Négociation des salaires: mécontentement et perturbations dans les huit sites logistiques d’Amazon France

225

Jugée insuffisante, une proposition de la direction d’Amazon France dans le cadre de la négociation des salaires a provoqué le mécontentement des employés dont plus d’un millier ont débrayé entre dimanche et mardi, ont indiqué diverses sources syndicales.
«Les huit sites logistiques sont concernés par le mouvement. A Brétigny, à Bove, à Chalon-sur-Saône cela a pris la forme de filtrage de camions à la sortie. On a compté jusqu’à 1.200 grévistes», indique Alain Jeault (CGT).
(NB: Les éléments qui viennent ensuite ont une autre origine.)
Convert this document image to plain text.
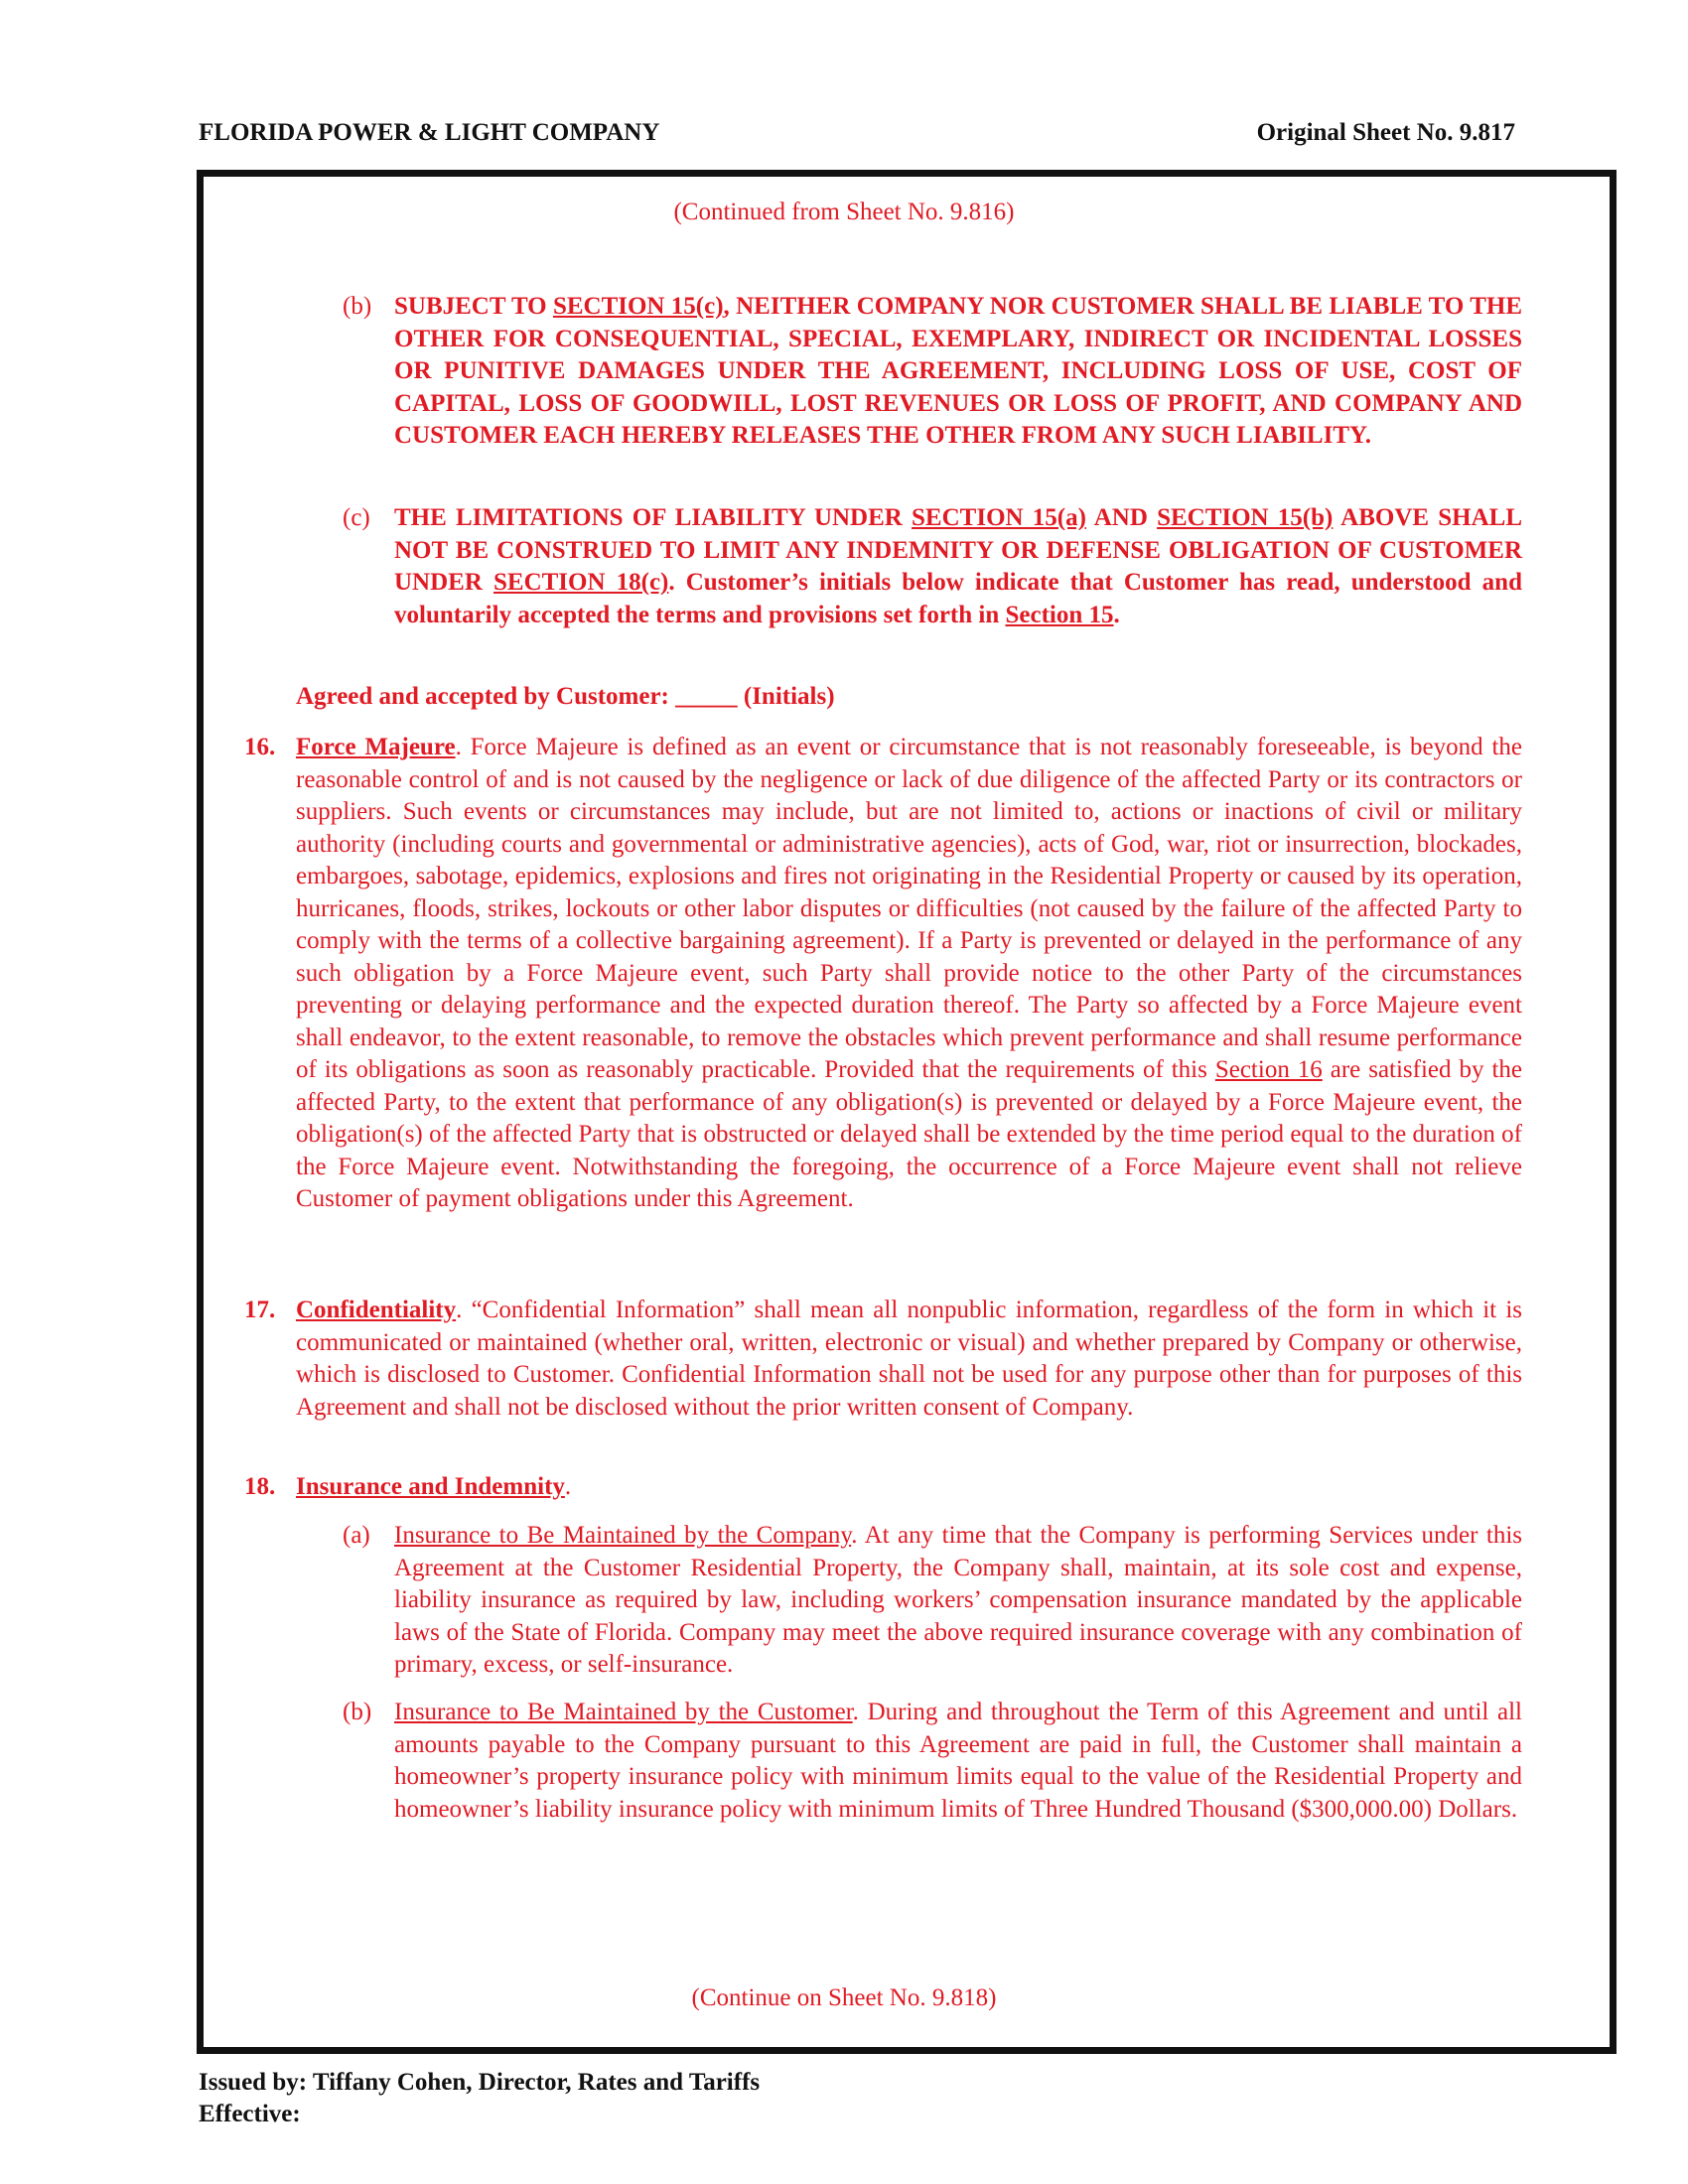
FLORIDA POWER & LIGHT COMPANY	Original Sheet No. 9.817
(Continued from Sheet No. 9.816)
(b) SUBJECT TO SECTION 15(c), NEITHER COMPANY NOR CUSTOMER SHALL BE LIABLE TO THE OTHER FOR CONSEQUENTIAL, SPECIAL, EXEMPLARY, INDIRECT OR INCIDENTAL LOSSES OR PUNITIVE DAMAGES UNDER THE AGREEMENT, INCLUDING LOSS OF USE, COST OF CAPITAL, LOSS OF GOODWILL, LOST REVENUES OR LOSS OF PROFIT, AND COMPANY AND CUSTOMER EACH HEREBY RELEASES THE OTHER FROM ANY SUCH LIABILITY.
(c) THE LIMITATIONS OF LIABILITY UNDER SECTION 15(a) AND SECTION 15(b) ABOVE SHALL NOT BE CONSTRUED TO LIMIT ANY INDEMNITY OR DEFENSE OBLIGATION OF CUSTOMER UNDER SECTION 18(c). Customer’s initials below indicate that Customer has read, understood and voluntarily accepted the terms and provisions set forth in Section 15.
Agreed and accepted by Customer: _____ (Initials)
16. Force Majeure. Force Majeure is defined as an event or circumstance that is not reasonably foreseeable, is beyond the reasonable control of and is not caused by the negligence or lack of due diligence of the affected Party or its contractors or suppliers. Such events or circumstances may include, but are not limited to, actions or inactions of civil or military authority (including courts and governmental or administrative agencies), acts of God, war, riot or insurrection, blockades, embargoes, sabotage, epidemics, explosions and fires not originating in the Residential Property or caused by its operation, hurricanes, floods, strikes, lockouts or other labor disputes or difficulties (not caused by the failure of the affected Party to comply with the terms of a collective bargaining agreement). If a Party is prevented or delayed in the performance of any such obligation by a Force Majeure event, such Party shall provide notice to the other Party of the circumstances preventing or delaying performance and the expected duration thereof. The Party so affected by a Force Majeure event shall endeavor, to the extent reasonable, to remove the obstacles which prevent performance and shall resume performance of its obligations as soon as reasonably practicable. Provided that the requirements of this Section 16 are satisfied by the affected Party, to the extent that performance of any obligation(s) is prevented or delayed by a Force Majeure event, the obligation(s) of the affected Party that is obstructed or delayed shall be extended by the time period equal to the duration of the Force Majeure event. Notwithstanding the foregoing, the occurrence of a Force Majeure event shall not relieve Customer of payment obligations under this Agreement.
17. Confidentiality. “Confidential Information” shall mean all nonpublic information, regardless of the form in which it is communicated or maintained (whether oral, written, electronic or visual) and whether prepared by Company or otherwise, which is disclosed to Customer. Confidential Information shall not be used for any purpose other than for purposes of this Agreement and shall not be disclosed without the prior written consent of Company.
18. Insurance and Indemnity.
(a) Insurance to Be Maintained by the Company. At any time that the Company is performing Services under this Agreement at the Customer Residential Property, the Company shall, maintain, at its sole cost and expense, liability insurance as required by law, including workers’ compensation insurance mandated by the applicable laws of the State of Florida. Company may meet the above required insurance coverage with any combination of primary, excess, or self-insurance.
(b) Insurance to Be Maintained by the Customer. During and throughout the Term of this Agreement and until all amounts payable to the Company pursuant to this Agreement are paid in full, the Customer shall maintain a homeowner’s property insurance policy with minimum limits equal to the value of the Residential Property and homeowner’s liability insurance policy with minimum limits of Three Hundred Thousand ($300,000.00) Dollars.
(Continue on Sheet No. 9.818)
Issued by: Tiffany Cohen, Director, Rates and Tariffs
Effective:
U
n chiffrage similaire à celui réalisé par Morgane Boulard (CFDT) et Hakim Taoufik (CAT).
Les salariés étaient appelés à la grève à partir de lundi par les cinq syndicats représentatifs (Sud, CFDT, CGT, CAT, CFE-CGC) du géant du commerce en ligne.
«La direction s’est fièrement avancée pour nous proposer une augmentation générale, dérisoire, de 3%, chose inadmissible vu le contexte actuel. Nous demandons une augmentation générale du salaire de 5% minimum», réclament les organisations signataires dans un tract commun.
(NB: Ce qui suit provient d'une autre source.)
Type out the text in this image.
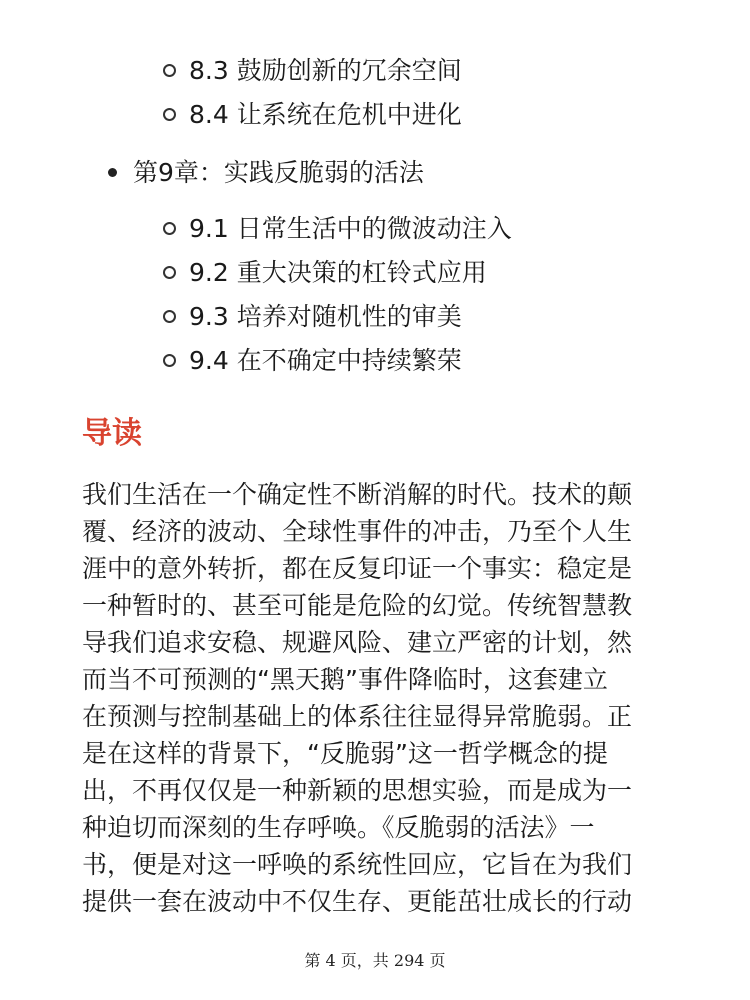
8.3 鼓励创新的冗余空间
8.4 让系统在危机中进化
第9章：实践反脆弱的活法
9.1 日常生活中的微波动注入
9.2 重大决策的杠铃式应用
9.3 培养对随机性的审美
9.4 在不确定中持续繁荣
导读
我们生活在一个确定性不断消解的时代。技术的颠
覆、经济的波动、全球性事件的冲击，乃至个人生
涯中的意外转折，都在反复印证一个事实：稳定是
一种暂时的、甚至可能是危险的幻觉。传统智慧教
导我们追求安稳、规避风险、建立严密的计划，然
而当不可预测的“黑天鹅”事件降临时，这套建立
在预测与控制基础上的体系往往显得异常脆弱。正
是在这样的背景下，“反脆弱”这一哲学概念的提
出，不再仅仅是一种新颖的思想实验，而是成为一
种迫切而深刻的生存呼唤。《反脆弱的活法》一
书，便是对这一呼唤的系统性回应，它旨在为我们
提供一套在波动中不仅生存、更能茁壮成长的行动
第 4 页，共 294 页
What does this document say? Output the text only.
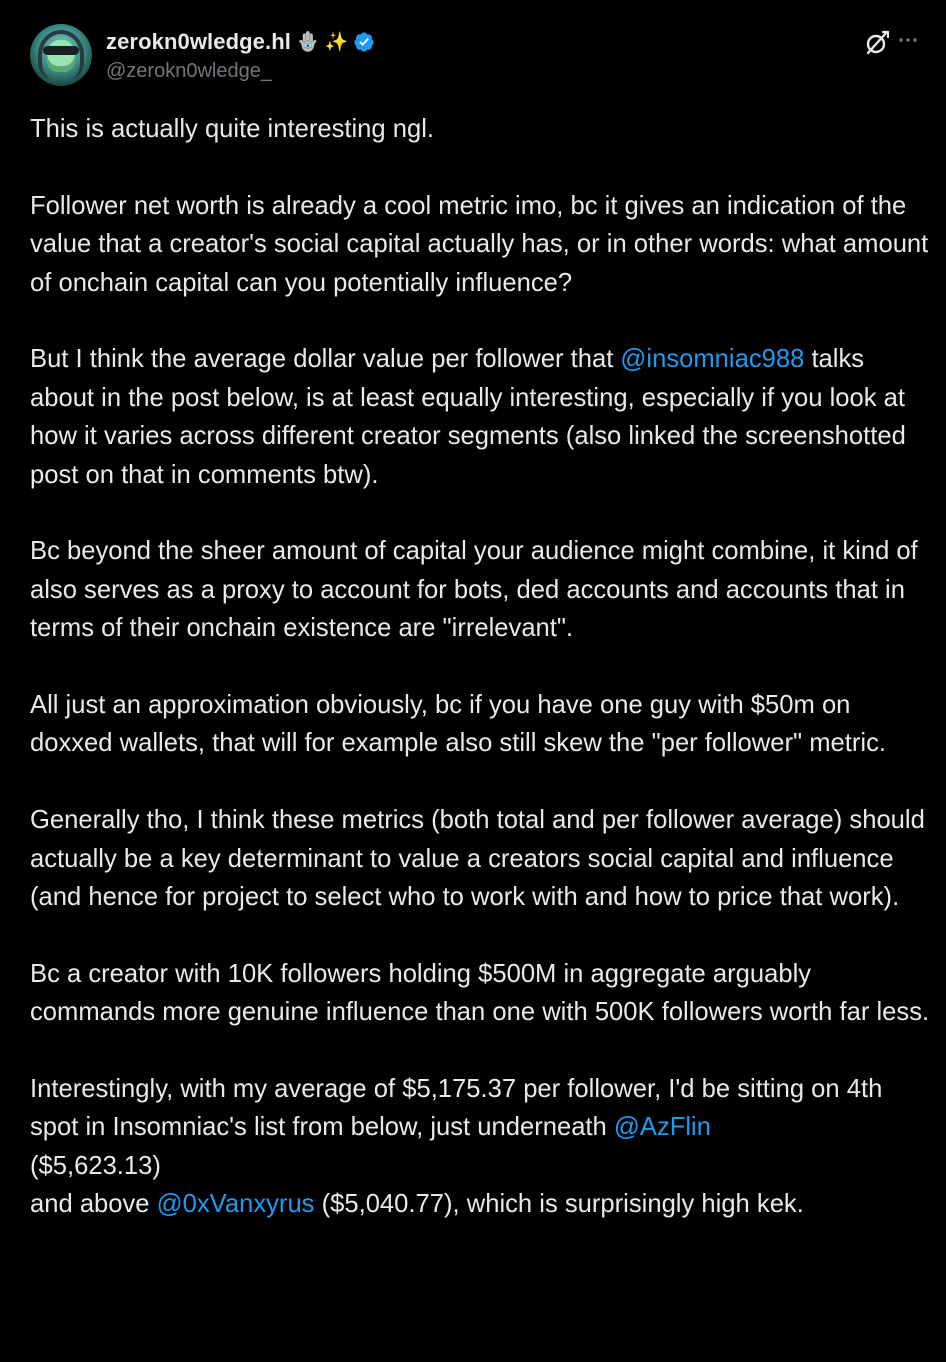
zerokn0wledge.hl 🪬 ✨
@zerokn0wledge_

This is actually quite interesting ngl.

Follower net worth is already a cool metric imo, bc it gives an indication of the value that a creator's social capital actually has, or in other words: what amount of onchain capital can you potentially influence?

But I think the average dollar value per follower that @insomniac988 talks about in the post below, is at least equally interesting, especially if you look at how it varies across different creator segments (also linked the screenshotted post on that in comments btw).

Bc beyond the sheer amount of capital your audience might combine, it kind of also serves as a proxy to account for bots, ded accounts and accounts that in terms of their onchain existence are "irrelevant".

All just an approximation obviously, bc if you have one guy with $50m on doxxed wallets, that will for example also still skew the "per follower" metric.

Generally tho, I think these metrics (both total and per follower average) should actually be a key determinant to value a creators social capital and influence (and hence for project to select who to work with and how to price that work).

Bc a creator with 10K followers holding $500M in aggregate arguably commands more genuine influence than one with 500K followers worth far less.

Interestingly, with my average of $5,175.37 per follower, I'd be sitting on 4th spot in Insomniac's list from below, just underneath @AzFlin
($5,623.13)
and above @0xVanxyrus ($5,040.77), which is surprisingly high kek.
«Tous les sites ont été touchés mais pas à la même hauteur, selon M.Taoufik. Certains sites se sont mobilisés jusqu’à 70%. A Saran, certains services ont dû être fermés. Cela a eu un gros impact. A Brétigny, 200 à 300 personnes se sont retrouvées dehors lors du «shift» de nuit».
Mardi matin, le moment se poursuivait, notamment à Boves, où un débrayage était prévu jusqu’à 15h30, a indiqué Gwenael Lefebvre, délégué syndical CGT sur place.
CGT, CAT et CFDT soulignent d’ailleurs que des préavis de grève illimités ont été déposés. «On va maintenir la pression. Sous quelle forme, on verra bien», indique M.Jeault alors que la prochaine réunion dans le cadre des NAO (Négociation annuelle obligatoire) est prévue le 14 avril.
«Nous sommes fiers d’offrir des salaires et des avantages sociaux attractifs à nos salariés, ainsi que de nombreuses opportunités d’évolutions au sein d’Amazon», a réagi l’entreprise.
«Dans le cadre des négociations annuelles, nous avons proposé des augmentations de salaire supérieures à la moyenne de la branche Transport et Logistique et ces sujets sont toujours en cours de discussion».
Le mouvement n’a «pas d’impact sur la capacité à servir les clients» ou sur «l’activité quotidienne», a ajouté une source proche du groupe.